Les investisseurs privés nationaux méritent d’être accompagnés afin de protéger le marché local, mesure sans laquelle le discours politique ne trouverait pas une manifestation concrète sur le terrain dans le partenariat Public-Privé.
L’importation des produits animaux est garantie par la législation nationale, mais le risque que des maladies soient importées avec les produits congelés et que notre cheptel local soit contaminé, demeure une préoccupation pour les Services Vétérinaires.
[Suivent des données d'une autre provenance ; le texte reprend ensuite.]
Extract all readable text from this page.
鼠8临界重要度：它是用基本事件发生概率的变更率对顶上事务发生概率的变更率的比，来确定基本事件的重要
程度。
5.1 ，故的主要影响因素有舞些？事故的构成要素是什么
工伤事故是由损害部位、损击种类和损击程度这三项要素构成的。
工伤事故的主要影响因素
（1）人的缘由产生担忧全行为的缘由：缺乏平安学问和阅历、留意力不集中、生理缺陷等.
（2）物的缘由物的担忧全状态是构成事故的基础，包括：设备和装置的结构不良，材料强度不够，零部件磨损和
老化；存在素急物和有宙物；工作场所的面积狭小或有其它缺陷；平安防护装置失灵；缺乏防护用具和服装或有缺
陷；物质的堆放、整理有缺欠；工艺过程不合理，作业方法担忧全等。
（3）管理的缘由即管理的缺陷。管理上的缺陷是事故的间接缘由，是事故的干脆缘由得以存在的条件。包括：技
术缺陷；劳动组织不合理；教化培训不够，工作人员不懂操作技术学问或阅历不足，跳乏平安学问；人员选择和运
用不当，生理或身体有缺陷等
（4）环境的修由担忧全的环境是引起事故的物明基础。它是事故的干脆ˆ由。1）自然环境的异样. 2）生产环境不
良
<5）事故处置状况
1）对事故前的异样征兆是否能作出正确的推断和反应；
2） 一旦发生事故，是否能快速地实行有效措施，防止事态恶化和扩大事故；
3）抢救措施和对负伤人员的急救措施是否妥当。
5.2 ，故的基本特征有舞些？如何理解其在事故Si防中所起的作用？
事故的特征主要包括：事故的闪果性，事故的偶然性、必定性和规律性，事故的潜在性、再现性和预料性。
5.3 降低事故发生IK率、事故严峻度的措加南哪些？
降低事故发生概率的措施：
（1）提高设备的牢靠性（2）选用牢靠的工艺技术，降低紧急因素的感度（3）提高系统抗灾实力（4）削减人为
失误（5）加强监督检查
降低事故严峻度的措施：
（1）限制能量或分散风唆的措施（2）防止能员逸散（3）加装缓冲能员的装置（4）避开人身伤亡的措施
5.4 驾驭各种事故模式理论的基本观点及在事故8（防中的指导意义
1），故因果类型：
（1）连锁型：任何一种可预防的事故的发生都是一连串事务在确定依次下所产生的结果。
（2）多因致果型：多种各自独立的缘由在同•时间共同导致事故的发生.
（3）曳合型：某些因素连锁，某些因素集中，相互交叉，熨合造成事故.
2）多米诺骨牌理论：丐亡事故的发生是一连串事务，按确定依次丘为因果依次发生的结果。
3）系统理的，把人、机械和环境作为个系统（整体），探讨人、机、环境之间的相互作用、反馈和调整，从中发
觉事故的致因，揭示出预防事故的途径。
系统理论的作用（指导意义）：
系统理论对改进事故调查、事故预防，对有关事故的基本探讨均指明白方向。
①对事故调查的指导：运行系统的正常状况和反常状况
Face à cette situation, le MRAH a fait depuis 2014 des propositions de solutions dont certaines sont observables et mesurables sur le terrain. Il s’agit (1) de la nécessité d’un soutien étatique plus accru, (2) du renforcement de l’Autorité vétérinaire par l’accroissement des infrastructures et équipements des postes vétérinaires, des moyens logistiques, de l’amélioration du fonctionnement desdits postes et du recrutement conséquent des ressources humaines dotées des compétences y afférentes, (3) de l’adoption de textes instituant un prélèvement compensatoire sur les produits animaux importés destinés à la consommation humaine, (4) de l’interdiction systématique de toute importation de « découpes », « d’ abats » ou de « morceaux » de poulets ou de volailles et des autres viandes congelées en provenance des pays extra-africains ou africains ayant déclarés la présence de la grippe aviaire sur leur territoire, (5) et de l’adoption de mesures incitatives pour une production nationale compétitive.
Pour cette dernière mesure, les actions consistent en la facilitation de la mise en place de la centrale d’achat des médicaments vétérinaires, la mise en œuvre de la deuxième phase du Projet de Promotion de l’Aviculture Traditionnelle Améliorée au profit des Jeunes et des Femmes, la facilitation de la mise en place de couvoirs nationaux pour la fourniture de poussins d’un jour à base d’une offre nationale répondant à la demande nationale et l’implantation effective d’un couvoir pour la production de poussins d’un jour à destination des aviculteurs modernes.
Comme on peut le constater, le MRAH, tout en étant soucieux du développement d’une aviculture moderne répondant aux normes techniques, est préoccupé par la santé publique et animale. Cette préoccupation appelle de la part de tous, un engagement citoyen pour faire de notre consommation de produits animaux un tremplin pour le renforcement du tissu économique national.